124989.fb2
Ale to wszystko bezowocne gesty. Prawda jest taka, że bezpowrotnie utraciliśmy i Xanadu, i Cycerona, i Zoroastro. Co jeszcze straciliśmy? W jakich wielkich bitwach braliśmy udział, jakie budowaliśmy miasta, jakie zdobywaliśmy dżungle? O czym śpiewało się pieśni, o czym śniło się sny? Dzisiaj — zbyt późno — zrozumieliśmy; że nasza inteligencja jest rośliną, która musi tkwić korzeniami w żyznej glebie przeszłości.
Inaczej mówiąc, odebrano nam pamięć zbiorową, najważniejszą część istnienia. Jesteśmy nędzarzami. W zamian za pałace wyobraźni ci, którzy nami rządzą, podarowali nam namacalne gliniane lepianki. Źle wyszliśmy na tej zamianie.
Mocą oficjalnego zarządzenia Mnemona w ogóle nigdy nie było. Specjalnym dekretem zaliczono go do niewyjaśnionych fantazji czy też złudzeń — jak Cycerona. A ja, który to piszę, również wkrótce przestanę istnieć. Będę zakazany, tak jak Cycero i jak Mnemon.

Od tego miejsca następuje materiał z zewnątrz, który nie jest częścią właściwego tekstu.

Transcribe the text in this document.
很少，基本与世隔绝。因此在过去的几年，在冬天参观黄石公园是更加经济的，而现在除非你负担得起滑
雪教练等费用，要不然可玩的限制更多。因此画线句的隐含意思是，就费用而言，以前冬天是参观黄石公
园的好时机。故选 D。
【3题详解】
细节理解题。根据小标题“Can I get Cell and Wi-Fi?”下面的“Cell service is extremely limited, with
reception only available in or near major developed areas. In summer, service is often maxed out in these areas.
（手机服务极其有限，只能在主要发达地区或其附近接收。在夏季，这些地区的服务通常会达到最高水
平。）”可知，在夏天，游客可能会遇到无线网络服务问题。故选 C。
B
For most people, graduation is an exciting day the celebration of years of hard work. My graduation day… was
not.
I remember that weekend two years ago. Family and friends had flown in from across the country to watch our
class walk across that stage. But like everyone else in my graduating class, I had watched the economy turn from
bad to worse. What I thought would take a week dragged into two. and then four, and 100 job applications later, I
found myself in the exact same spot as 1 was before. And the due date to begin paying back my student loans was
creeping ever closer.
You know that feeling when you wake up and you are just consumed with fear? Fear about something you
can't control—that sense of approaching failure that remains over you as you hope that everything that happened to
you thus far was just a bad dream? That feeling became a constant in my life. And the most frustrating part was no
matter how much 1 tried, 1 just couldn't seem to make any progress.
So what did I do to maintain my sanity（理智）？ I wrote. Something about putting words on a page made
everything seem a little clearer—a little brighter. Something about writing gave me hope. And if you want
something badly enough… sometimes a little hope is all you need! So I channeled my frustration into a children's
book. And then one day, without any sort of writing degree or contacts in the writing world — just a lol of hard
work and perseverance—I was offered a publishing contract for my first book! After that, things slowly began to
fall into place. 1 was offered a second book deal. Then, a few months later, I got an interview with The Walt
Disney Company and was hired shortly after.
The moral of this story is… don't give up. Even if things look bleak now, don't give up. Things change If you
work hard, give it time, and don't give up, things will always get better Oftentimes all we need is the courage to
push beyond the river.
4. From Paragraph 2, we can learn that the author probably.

Nic mi już nie pomoże: prawda jest nazbyt krucha, zbyt łatwo rozpada się w żelaznych rękach naszych władców. Nikt mnie nie pomści. Nikt nie będzie o mnie pamiętał. Jeżeli bowiem nawet wielkiego Zoroastra pamiętał w końcu tylko jeden człowiek, a i tego zabito, to jaka może być dla mnie nadzieja?
Pokolenie krów! Owiec! Świń! Nie mamy w sobie nawet tyle ducha co koza! Jeżeli człowiekiem był Epaminondas, jeżeli człowiekiem był Achilles, jeżeli człowiekiem był Sokrates — to czy i my jesteśmy ludźmi?